Against this background, formulating plans around mobile device adoption is not easy.
The first question that comes up when considering this is to do with its scope. If we anchor our discussion around business needs rather than specific technology categories and platforms, it makes sense to take an inclusive approach, looking at full-function laptops at one end, through to simple mobile phones at the other.
This is something we at Freeform Dynamics researched recently. Based on the views of 664 IT and business professionals, the results of our study suggested that all form factors — be it in terms of size, shape and specs of device — will coexist.
The often-heard notion that touch-screen slates would render laptops universally redundant, for example, was not generally supported.
The importance of full-spec laptop PCs for mobile business computing was anticipated to increase rather than decrease over the coming three years.
Improvements in price/performance, battery life and power/weight ratios are behind this, making laptops useful and deployable cost effectively in more business scenarios.
One substitution that does seem to be taking place is around handhelds. Evidence confirms that traditional voice-centric mobile phones are increasingly being replaced by smart phones.
When we pull all this together, the consensus seems to be that two device classes are likely to be must-haves for most mobile professionals in the future are the full-function laptop PC and the smart phone.
In between these, the touch-screen slate looks to be a popular but nice-to-have device.
Over time, we expect a range of convertible and hybrid devices to also play a role in this middle ground, including transformer-style equipment that looks like a slate one minute and a laptop the next.
When making business decisions around form factors, there is no choice or combination that is likely to be suitable for business users across the board.
An important element of the planning process is therefore user segmentation to generate a clear view of needs, wants and constraints within each group of users.
Application requirements will be included within this, but so too will the environment and scenarios in which devices are likely to be used.
Beyond utility, there is then the question of cost. The price tag on the device is part of this, but overall cost of ownership is the metric that really matters.
Influencing this are questions around application availability, ease of development and deployment, and ability to secure and manage devices cost-effectively. These in turn are influenced by the software platforms underpinning the mobile equipment used.
Unfortunately, the mobile device platform space is a bit of an uncertain mess at the moment.
The market is still not mature and to add to the volatility, a few big guns are conducting open warfare within it.
Apple, RIM and Google are currently battling it out. Microsoft and its new ally Nokia are licking their wounds and regrouping on the side lines, with HP gearing up to enter the fray soon.
A further complication is the phenomenon of consumerisation, a big part of which is to do with users wanting their personal devices hooked up to the corporate network. This clearly creates potential challenges from a security, compliance and support overhead perspective, making the need to put some kind of policy in place more acute than ever.
This would cover what is and isn't allowed on the network, guidelines for safe operation, and expectation management around what can be accessed and what will be supported.

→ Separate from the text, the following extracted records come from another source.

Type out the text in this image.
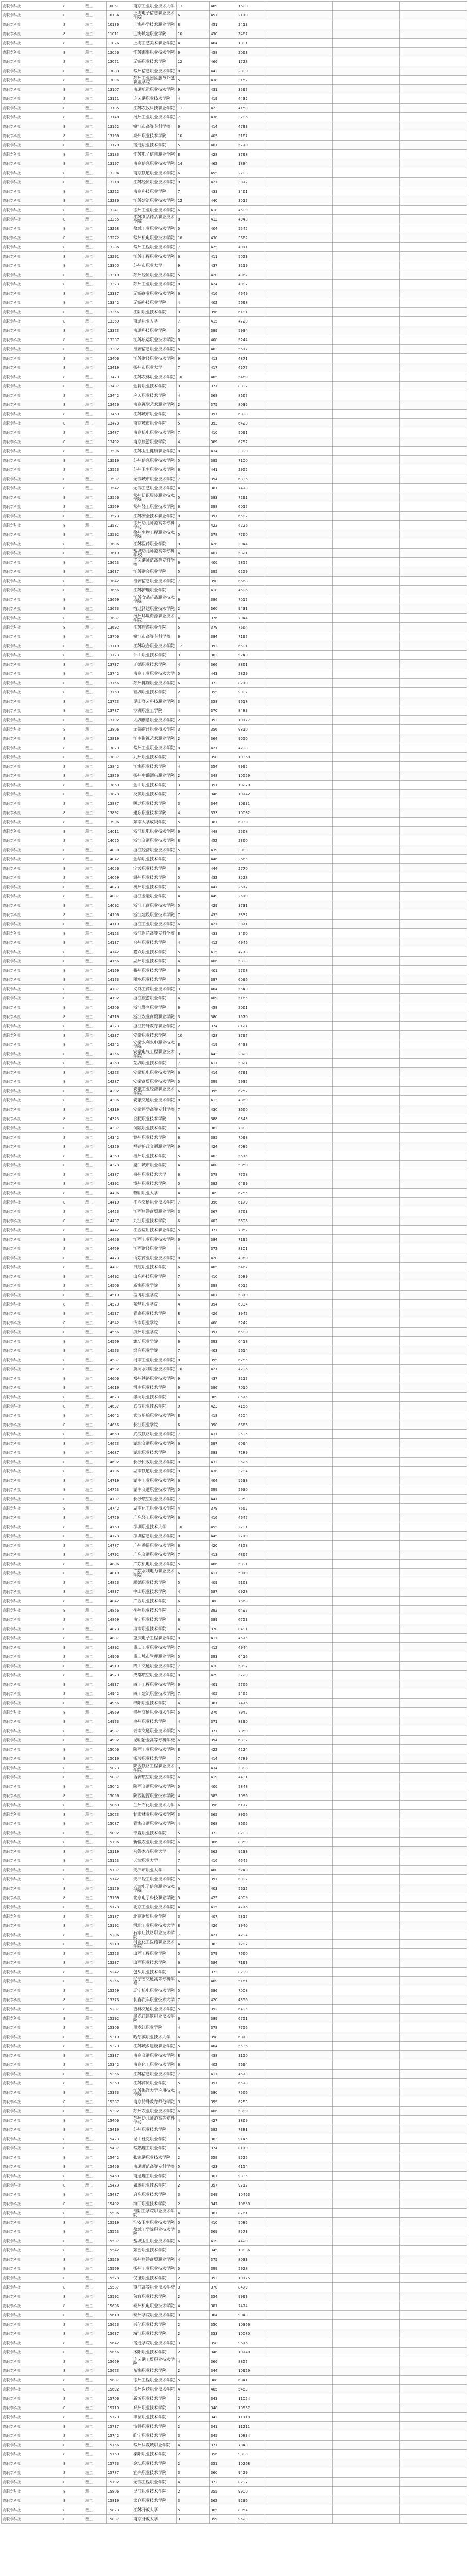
高职专科批	8	理工	10061	南京工业职业技术大学	13	469	1600			
高职专科批	8	理工	10134	上海电子信息职业技术学院	6	457	2110			
高职专科批	8	理工	10136	上海科学技术职业学院	8	451	2413			
高职专科批	8	理工	11011	上海城建职业学院	10	450	2467			
高职专科批	8	理工	11026	上海工艺美术职业学院	4	464	1801			
高职专科批	8	理工	13056	江苏海事职业技术学院	6	458	2063			
高职专科批	8	理工	13071	无锡职业技术学院	12	466	1728			
高职专科批	8	理工	13083	常州信息职业技术学院	8	442	2890			
高职专科批	8	理工	13096	苏州工业园区服务外包职业学院	5	438	3152			
高职专科批	8	理工	13107	南通航运职业技术学院	9	431	3597			
高职专科批	8	理工	13121	连云港职业技术学院	4	419	4435			
高职专科批	8	理工	13135	江苏农牧科技职业学院	11	423	4158			
高职专科批	8	理工	13148	扬州工业职业技术学院	7	436	3286			
高职专科批	8	理工	13152	镇江市高等专科学校	6	414	4793			
高职专科批	8	理工	13166	泰州职业技术学院	10	409	5167			
高职专科批	8	理工	13179	宿迁职业技术学院	5	401	5770			
高职专科批	8	理工	13183	江苏电子信息职业学院	8	428	3798			
高职专科批	8	理工	13197	南京信息职业技术学院	14	462	1884			
高职专科批	8	理工	13204	南京铁道职业技术学院	6	455	2203			
高职专科批	8	理工	13218	江苏经贸职业技术学院	9	427	3872			
高职专科批	8	理工	13222	南京科技职业学院	7	433	3461			
高职专科批	8	理工	13236	江苏建筑职业技术学院	12	440	3017			
高职专科批	8	理工	13241	徐州工业职业技术学院	6	418	4509			
高职专科批	8	理工	13255	江苏食品药品职业技术学院	8	412	4948			
高职专科批	8	理工	13268	盐城工业职业技术学院	5	404	5542			
高职专科批	8	理工	13272	常州机电职业技术学院	10	430	3662			
高职专科批	8	理工	13286	常州工程职业技术学院	7	425	4011			
高职专科批	8	理工	13291	江苏工程职业技术学院	6	411	5023			
高职专科批	8	理工	13305	苏州市职业大学	9	437	3219			
高职专科批	8	理工	13319	苏州经贸职业技术学院	5	420	4362			
高职专科批	8	理工	13323	苏州工业职业技术学院	8	424	4087			
高职专科批	8	理工	13337	无锡商业职业技术学院	6	416	4649			
高职专科批	8	理工	13342	无锡科技职业学院	4	402	5698			
高职专科批	8	理工	13356	江阴职业技术学院	3	396	6181			
高职专科批	8	理工	13369	南通职业大学	7	415	4720			
高职专科批	8	理工	13373	南通科技职业学院	5	399	5934			
高职专科批	8	理工	13387	江苏航运职业技术学院	8	408	5244			
高职专科批	8	理工	13392	淮安信息职业技术学院	6	403	5617			
高职专科批	8	理工	13406	江苏财经职业技术学院	9	413	4871			
高职专科批	8	理工	13419	扬州市职业大学	7	417	4577			
高职专科批	8	理工	13423	江苏农林职业技术学院	10	405	5469			
高职专科批	8	理工	13437	金肯职业技术学院	3	371	8392			
高职专科批	8	理工	13442	应天职业技术学院	4	368	8667			
高职专科批	8	理工	13456	南京视觉艺术职业学院	2	375	8035			
高职专科批	8	理工	13469	江苏城市职业学院	6	397	6098			
高职专科批	8	理工	13473	南京城市职业学院	5	393	6420			
高职专科批	8	理工	13487	南京机电职业技术学院	7	410	5091			
高职专科批	8	理工	13492	南京旅游职业学院	4	389	6757			
高职专科批	8	理工	13506	江苏卫生健康职业学院	8	434	3390			
高职专科批	8	理工	13519	苏州信息职业技术学院	5	385	7100			
高职专科批	8	理工	13523	苏州卫生职业技术学院	6	441	2955			
高职专科批	8	理工	13537	无锡城市职业技术学院	7	394	6336			
高职专科批	8	理工	13542	无锡工艺职业技术学院	4	381	7478			
高职专科批	8	理工	13556	常州纺织服装职业技术学院	5	383	7291			
高职专科批	8	理工	13569	常州轻工职业技术学院	6	398	6017			
高职专科批	8	理工	13573	江苏安全技术职业学院	8	391	6582			
高职专科批	8	理工	13587	徐州幼儿师范高等专科学校	3	422	4226			
高职专科批	8	理工	13592	徐州生物工程职业技术学院	5	378	7760			
高职专科批	8	理工	13606	江苏医药职业学院	9	426	3944			
高职专科批	8	理工	13619	盐城幼儿师范高等专科学校	4	407	5321			
高职专科批	8	理工	13623	连云港师范高等专科学校	6	400	5852			
高职专科批	8	理工	13637	江苏财会职业学院	5	395	6259			
高职专科批	8	理工	13642	淮安信息职业技术学院	7	390	6668			
高职专科批	8	理工	13656	江苏护理职业学院	8	418	4506			
高职专科批	8	理工	13669	江苏食品药品职业技术学院	6	386	7012			
高职专科批	8	理工	13673	宿迁泽达职业技术学院	2	360	9431			
高职专科批	8	理工	13687	扬州环境资源职业技术学院	4	376	7944			
高职专科批	8	理工	13692	江苏旅游职业学院	5	379	7664			
高职专科批	8	理工	13706	镇江市高等专科学校	6	384	7197			
高职专科批	8	理工	13719	江苏联合职业技术学院	12	392	6501			
高职专科批	8	理工	13723	钟山职业技术学院	3	362	9240			
高职专科批	8	理工	13737	正德职业技术学院	4	366	8861			
高职专科批	8	理工	13742	南京工业职业技术大学	5	443	2829			
高职专科批	8	理工	13756	苏州健雄职业技术学院	6	373	8210			
高职专科批	8	理工	13769	硅湖职业技术学院	2	355	9902			
高职专科批	8	理工	13773	昆山登云科技职业学院	3	358	9618			
高职专科批	8	理工	13787	沙洲职业工学院	4	370	8483			
高职专科批	8	理工	13792	太湖创意职业技术学院	2	352	10177			
高职专科批	8	理工	13806	无锡南洋职业技术学院	3	356	9810			
高职专科批	8	理工	13819	江南影视艺术职业学院	2	364	9050			
高职专科批	8	理工	13823	常州工业职业技术学院	8	421	4298			
高职专科批	8	理工	13837	九州职业技术学院	3	350	10368			
高职专科批	8	理工	13842	江海职业技术学院	4	354	9995			
高职专科批	8	理工	13856	扬州中瑞酒店职业学院	2	348	10559			
高职专科批	8	理工	13869	金山职业技术学院	3	351	10270			
高职专科批	8	理工	13873	炎黄职业技术学院	2	346	10742			
高职专科批	8	理工	13887	明达职业技术学院	3	344	10931			
高职专科批	8	理工	13892	建东职业技术学院	4	353	10082			
高职专科批	8	理工	13906	东南大学成贤学院	5	387	6930			
高职专科批	8	理工	14011	浙江机电职业技术学院	6	448	2568			
高职专科批	8	理工	14025	浙江交通职业技术学院	8	452	2360			
高职专科批	8	理工	14038	浙江经济职业技术学院	5	439	3083			
高职专科批	8	理工	14042	金华职业技术学院	7	446	2665			
高职专科批	8	理工	14056	宁波职业技术学院	6	444	2770			
高职专科批	8	理工	14069	温州职业技术学院	5	432	3528			
高职专科批	8	理工	14073	杭州职业技术学院	6	447	2617			
高职专科批	8	理工	14087	浙江金融职业学院	4	449	2519			
高职专科批	8	理工	14092	浙江工商职业技术学院	5	429	3731			
高职专科批	8	理工	14106	浙江建设职业技术学院	7	435	3332			
高职专科批	8	理工	14119	浙江工业职业技术学院	6	427	3871			
高职专科批	8	理工	14123	浙江医药高等专科学校	8	433	3460			
高职专科批	8	理工	14137	台州职业技术学院	4	412	4946			
高职专科批	8	理工	14142	嘉兴职业技术学院	5	415	4718			
高职专科批	8	理工	14156	湖州职业技术学院	4	406	5393			
高职专科批	8	理工	14169	衢州职业技术学院	6	401	5768			
高职专科批	8	理工	14173	丽水职业技术学院	5	397	6096			
高职专科批	8	理工	14187	义乌工商职业技术学院	3	404	5540			
高职专科批	8	理工	14192	浙江旅游职业学院	4	409	5165			
高职专科批	8	理工	14206	浙江警官职业学院	6	458	2061			
高职专科批	8	理工	14219	浙江农业商贸职业学院	3	380	7570			
高职专科批	8	理工	14223	浙江特殊教育职业学院	2	374	8121			
高职专科批	8	理工	14237	安徽职业技术学院	10	428	3797			
高职专科批	8	理工	14242	安徽水利水电职业技术学院	8	419	4433			
高职专科批	8	理工	14256	安徽电气工程职业技术学院	9	443	2828			
高职专科批	8	理工	14269	芜湖职业技术学院	7	411	5021			
高职专科批	8	理工	14273	安徽机电职业技术学院	6	414	4791			
高职专科批	8	理工	14287	安徽商贸职业技术学院	5	399	5932			
高职专科批	8	理工	14292	安徽工业经济职业技术学院	6	395	6257			
高职专科批	8	理工	14306	安徽交通职业技术学院	8	413	4869			
高职专科批	8	理工	14319	安徽医学高等专科学校	7	430	3660			
高职专科批	8	理工	14323	合肥职业技术学院	5	388	6843			
高职专科批	8	理工	14337	铜陵职业技术学院	4	382	7383			
高职专科批	8	理工	14342	滁州职业技术学院	6	385	7098			
高职专科批	8	理工	14356	福建船政交通职业学院	9	424	4085			
高职专科批	8	理工	14369	福州职业技术学院	5	403	5615			
高职专科批	8	理工	14373	厦门城市职业学院	4	400	5850			
高职专科批	8	理工	14387	泉州职业技术大学	6	378	7758			
高职专科批	8	理工	14392	漳州职业技术学院	5	392	6499			
高职专科批	8	理工	14406	黎明职业大学	4	389	6755			
高职专科批	8	理工	14419	江西交通职业技术学院	7	396	6179			
高职专科批	8	理工	14423	江西旅游商贸职业学院	3	367	8763			
高职专科批	8	理工	14437	九江职业技术学院	6	402	5696			
高职专科批	8	理工	14442	江西应用技术职业学院	5	377	7852			
高职专科批	8	理工	14456	江西工业职业技术学院	6	384	7195			
高职专科批	8	理工	14469	江西财经职业学院	4	372	8301			
高职专科批	8	理工	14473	山东商业职业技术学院	8	420	4360			
高职专科批	8	理工	14487	日照职业技术学院	6	405	5467			
高职专科批	8	理工	14492	山东科技职业学院	7	410	5089			
高职专科批	8	理工	14506	威海职业学院	5	398	6015			
高职专科批	8	理工	14519	淄博职业学院	6	407	5319			
高职专科批	8	理工	14523	东营职业学院	4	394	6334			
高职专科批	8	理工	14537	青岛职业技术学院	8	426	3942			
高职专科批	8	理工	14542	济南职业学院	6	408	5242			
高职专科批	8	理工	14556	滨州职业学院	5	391	6580			
高职专科批	8	理工	14569	潍坊职业学院	6	393	6418			
高职专科批	8	理工	14573	烟台职业学院	7	403	5614			
高职专科批	8	理工	14587	河南工业职业技术学院	8	395	6255			
高职专科批	8	理工	14592	黄河水利职业技术学院	10	421	4296			
高职专科批	8	理工	14606	郑州铁路职业技术学院	9	437	3217			
高职专科批	8	理工	14619	河南职业技术学院	6	386	7010			
高职专科批	8	理工	14623	漯河职业技术学院	4	369	8575			
高职专科批	8	理工	14637	武汉职业技术学院	9	423	4156			
高职专科批	8	理工	14642	武汉船舶职业技术学院	8	418	4504			
高职专科批	8	理工	14656	长江职业学院	6	390	6666			
高职专科批	8	理工	14669	武汉铁路职业技术学院	7	431	3595			
高职专科批	8	理工	14673	湖北交通职业技术学院	6	397	6094			
高职专科批	8	理工	14687	湖北职业技术学院	5	383	7289			
高职专科批	8	理工	14692	长沙民政职业技术学院	8	432	3526			
高职专科批	8	理工	14706	湖南铁道职业技术学院	9	436	3284			
高职专科批	8	理工	14719	湖南工业职业技术学院	6	404	5538			
高职专科批	8	理工	14723	湖南交通职业技术学院	5	399	5930			
高职专科批	8	理工	14737	长沙航空职业技术学院	7	441	2953			
高职专科批	8	理工	14742	湖南化工职业技术学院	4	379	7662			
高职专科批	8	理工	14756	广东轻工职业技术学院	6	416	4647			
高职专科批	8	理工	14769	深圳职业技术大学	10	455	2201			
高职专科批	8	理工	14773	深圳信息职业技术学院	8	445	2719			
高职专科批	8	理工	14787	广州番禺职业技术学院	6	420	4358			
高职专科批	8	理工	14792	广东交通职业技术学院	7	413	4867			
高职专科批	8	理工	14806	广东机电职业技术学院	5	406	5391			
高职专科批	8	理工	14819	广东水利电力职业技术学院	6	411	5019			
高职专科批	8	理工	14823	顺德职业技术学院	5	409	5163			
高职专科批	8	理工	14837	中山职业技术学院	4	387	6928			
高职专科批	8	理工	14842	广西职业技术学院	6	380	7568			
高职专科批	8	理工	14856	柳州职业技术学院	7	392	6497			
高职专科批	8	理工	14869	南宁职业技术学院	6	389	6753			
高职专科批	8	理工	14873	海南职业技术学院	4	370	8481			
高职专科批	8	理工	14887	重庆电子工程职业学院	8	417	4575			
高职专科批	8	理工	14892	重庆工业职业技术学院	7	412	4944			
高职专科批	8	理工	14906	重庆城市管理职业学院	5	393	6416			
高职专科批	8	理工	14919	四川交通职业技术学院	7	410	5087			
高职专科批	8	理工	14923	成都航空职业技术学院	8	429	3729			
高职专科批	8	理工	14937	四川工程职业技术学院	6	401	5766			
高职专科批	8	理工	14942	四川建筑职业技术学院	7	405	5465			
高职专科批	8	理工	14956	绵阳职业技术学院	4	381	7476			
高职专科批	8	理工	14969	贵州交通职业技术学院	5	376	7942			
高职专科批	8	理工	14973	贵州职业技术学院	4	371	8390			
高职专科批	8	理工	14987	云南交通职业技术学院	5	377	7850			
高职专科批	8	理工	14992	昆明冶金高等专科学校	6	394	6332			
高职专科批	8	理工	15006	陕西工业职业技术学院	8	422	4224			
高职专科批	8	理工	15019	杨凌职业技术学院	7	414	4789			
高职专科批	8	理工	15023	陕西铁路工程职业技术学院	9	434	3388			
高职专科批	8	理工	15037	西安航空职业技术学院	6	419	4431			
高职专科批	8	理工	15042	陕西交通职业技术学院	5	400	5848			
高职专科批	8	理工	15056	陕西能源职业技术学院	4	385	7096			
高职专科批	8	理工	15069	兰州石化职业技术大学	6	396	6177			
高职专科批	8	理工	15073	甘肃林业职业技术学院	3	365	8956			
高职专科批	8	理工	15087	青海交通职业技术学院	4	368	8665			
高职专科批	8	理工	15092	宁夏职业技术学院	5	373	8208			
高职专科批	8	理工	15106	新疆农业职业技术学院	6	366	8859			
高职专科批	8	理工	15119	乌鲁木齐职业大学	4	362	9238			
高职专科批	8	理工	15123	天津职业大学	7	416	4645			
高职专科批	8	理工	15137	天津市职业大学	6	408	5240			
高职专科批	8	理工	15142	天津轻工职业技术学院	5	397	6092			
高职专科批	8	理工	15156	天津电子信息职业技术学院	6	403	5612			
高职专科批	8	理工	15169	北京电子科技职业学院	5	425	4009			
高职专科批	8	理工	15173	北京工业职业技术学院	4	415	4716			
高职专科批	8	理工	15187	北京财贸职业学院	3	407	5317			
高职专科批	8	理工	15192	河北工业职业技术大学	8	426	3940			
高职专科批	8	理工	15206	石家庄铁路职业技术学院	7	421	4294			
高职专科批	8	理工	15219	河北化工医药职业技术学院	4	383	7287			
高职专科批	8	理工	15223	山西工程职业学院	5	379	7660			
高职专科批	8	理工	15237	山西职业技术学院	6	384	7193			
高职专科批	8	理工	15242	包头职业技术学院	4	372	8299			
高职专科批	8	理工	15256	辽宁省交通高等专科学校	6	409	5161			
高职专科批	8	理工	15269	辽宁机电职业技术学院	5	386	7008			
高职专科批	8	理工	15273	长春汽车职业技术大学	7	420	4356			
高职专科批	8	理工	15287	吉林交通职业技术学院	5	392	6495			
高职专科批	8	理工	15292	黑龙江建筑职业技术学院	6	389	6751			
高职专科批	8	理工	15306	黑龙江职业学院	4	378	7756			
高职专科批	8	理工	15319	哈尔滨职业技术大学	6	398	6013			
高职专科批	8	理工	15323	江苏城乡建设职业学院	5	404	5536			
高职专科批	8	理工	15337	南京交通职业技术学院	8	438	3150			
高职专科批	8	理工	15342	南京化工职业技术学院	6	402	5694			
高职专科批	8	理工	15356	江苏信息职业技术学院	7	417	4573			
高职专科批	8	理工	15369	江苏商贸职业学院	5	391	6578			
高职专科批	8	理工	15373	江苏海洋大学应用技术学院	4	380	7566			
高职专科批	8	理工	15387	南京特殊教育师范学院	3	395	6253			
高职专科批	8	理工	15392	苏州农业职业技术学院	6	406	5389			
高职专科批	8	理工	15406	苏州幼儿师范高等专科学校	4	427	3869			
高职专科批	8	理工	15419	苏州职业技术学院	5	382	7381			
高职专科批	8	理工	15423	昆山杜克职业学院	3	363	9145			
高职专科批	8	理工	15437	常熟理工职业学院	4	374	8119			
高职专科批	8	理工	15442	张家港职业技术学院	2	359	9525			
高职专科批	8	理工	15456	南通师范高等专科学校	5	423	4154			
高职专科批	8	理工	15469	南通理工职业学院	3	361	9335			
高职专科批	8	理工	15473	如皋职业技术学院	2	357	9712			
高职专科批	8	理工	15487	启东职业技术学院	3	349	10463			
高职专科批	8	理工	15492	海门职业技术学院	2	347	10650			
高职专科批	8	理工	15506	淮阴工学院职业技术学院	4	367	8761			
高职专科批	8	理工	15519	淮安卫生职业技术学院	5	410	5085			
高职专科批	8	理工	15523	盐城工学院职业技术学院	3	369	8573			
高职专科批	8	理工	15537	盐城卫生职业技术学院	6	419	4429			
高职专科批	8	理工	15542	东台职业技术学院	2	345	10836			
高职专科批	8	理工	15556	扬州旅游商贸职业学院	4	375	8033			
高职专科批	8	理工	15569	扬州工业职业技术学院	5	399	5928			
高职专科批	8	理工	15573	仪征职业技术学院	2	352	10175			
高职专科批	8	理工	15587	镇江高等职业技术学校	3	370	8479			
高职专科批	8	理工	15592	句容职业技术学院	2	354	9993			
高职专科批	8	理工	15606	泰州机电职业技术学院	4	381	7474			
高职专科批	8	理工	15619	泰州学院职业技术学院	3	364	9048			
高职专科批	8	理工	15623	兴化职业技术学院	2	350	10366			
高职专科批	8	理工	15637	靖江职业技术学院	2	353	10080			
高职专科批	8	理工	15642	宿迁学院职业技术学院	3	358	9616			
高职专科批	8	理工	15656	沭阳职业技术学院	2	346	10740			
高职专科批	8	理工	15669	连云港工贸职业技术学院	4	366	8857			
高职专科批	8	理工	15673	东海职业技术学院	2	344	10929			
高职专科批	8	理工	15687	徐州工程职业技术学院	5	388	6841			
高职专科批	8	理工	15692	徐州医药职业技术学院	4	405	5463			
高职专科批	8	理工	15706	新沂职业技术学院	2	343	11024			
高职专科批	8	理工	15719	邳州职业技术学院	3	348	10557			
高职专科批	8	理工	15723	丰县职业技术学院	2	342	11118			
高职专科批	8	理工	15737	沛县职业技术学院	2	341	11211			
高职专科批	8	理工	15742	睢宁职业技术学院	3	345	10834			
高职专科批	8	理工	15756	常州科教城职业学院	4	377	7848			
高职专科批	8	理工	15769	溧阳职业技术学院	2	356	9808			
高职专科批	8	理工	15773	金坛职业技术学院	2	351	10268			
高职专科批	8	理工	15787	宜兴职业技术学院	3	360	9429			
高职专科批	8	理工	15792	无锡工程职业学院	4	372	8297			
高职专科批	8	理工	15806	吴江职业技术学院	2	355	9900			
高职专科批	8	理工	15819	太仓职业技术学院	3	362	9236			
高职专科批	8	理工	15823	江苏开放大学	5	365	8954			
高职专科批	8	理工	15837	南京开放大学	3	359	9523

When it comes to more proactive deployment of the mobile devices, the game is about keeping the number of variables to a minimum.
This can be achieved by restricting the number of platforms supported or by putting platform-agnostic application and management frameworks in place.
Given the volatility of the device space, we would favour platform-agnostic infrastructure on balance as this minimises the need for application porting and trying to coordinate management and security between different frameworks. There are, however, advantages to focusing on one or two platforms from a user experience perspective, and with Apple trying its best to restrict the use of non-native applications, you may need to put up with some redundancy anyway to support iDevices.
With so many unknowns, it's impossible to tie down every aspect of your mobile device strategy right now. Doing nothing and allowing activity to free-wheel, however, is not a sensible option.